# Mother Teresa in pastel



## jordancorey

This is my first drawing in a long time using pastels. A bit messy to work with but i love using them. Let me know what you think, good or bad.

Chris
http://www.portraitsfromyourphotos.co.uk


----------



## Mr Wilmington

We'll done that is terrific I wish that I was as talented, how long did it take


----------



## jordancorey

Hi Mr Wilmington, thanks for your kind remark. I am not sure how long it took me as I did it over 3 days. It was about 5 or 6 hours in total.

Chris
www.portraitsfromyourphotos.co.uk


----------



## indianpainting

The detailed picture of Mother Teresa is very Beautiful except the white stokes on the wrinkles near eye


----------



## TerryCurley

This is a fantastic likeness to Mother Teresa. Wonderful work.


----------



## aeval

I love it! Hi btw Im new here  Just starting in pastels myself and am at the this is a mystery how to use them stage. But this painting is fantastic.


----------



## TerryCurley

Welcome to the forum. 

I think the artist that did this painting has not been on the forum for a long time. 

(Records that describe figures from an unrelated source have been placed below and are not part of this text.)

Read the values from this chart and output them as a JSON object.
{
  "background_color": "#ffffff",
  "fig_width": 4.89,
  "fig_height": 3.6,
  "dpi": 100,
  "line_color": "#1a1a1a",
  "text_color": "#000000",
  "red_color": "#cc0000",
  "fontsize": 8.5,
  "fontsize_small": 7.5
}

I find the best way to get started in a new art medium is to watch YouTube videos on the subject. I do oil painting and have found a real wealth of knowledge on the internet.

Please tell us about yourself. You can open a thread in the category "Introductions". There is some very helpful information on how to do things in the category "Getting Started With ArtistForum.com ".


----------



## jordancorey

I agree with TerryCurley about youtube, it is one of the best ways to learn, that and just doing it, practice, practice and more practice. I use pastels and pastel pencils, and also cotton buds to blend along with my finger and paint brushes. Also a scrap piece of paper so you can rest your hand on it to stop you from smudging the work. If you get something wrong then don't panic, just rework it. Also use pastel paper. I hope that this helps you.


----------



## TerryCurley

Well Hi there Jordancorey. I didn't know you were still hanging around here. Glad to see you back! Your work is so fantastic. I'm hoping you stick around and post some more of your work.


----------



## jordancorey

TerryCurley said:


> Well Hi there Jordancorey. I didn't know you were still hanging around here. Glad to see you back! Your work is so fantastic. I'm hoping you stick around and post some more of your work.


To be honest, i haven't been on here for a while, I just got an email saying that someone had posted in this topic. I will post some more work soon....


----------



## TerryCurley

Great. We have so many new members since you have been here and all of us are friendly and supportive to each other. It's really a fun place to be.


----------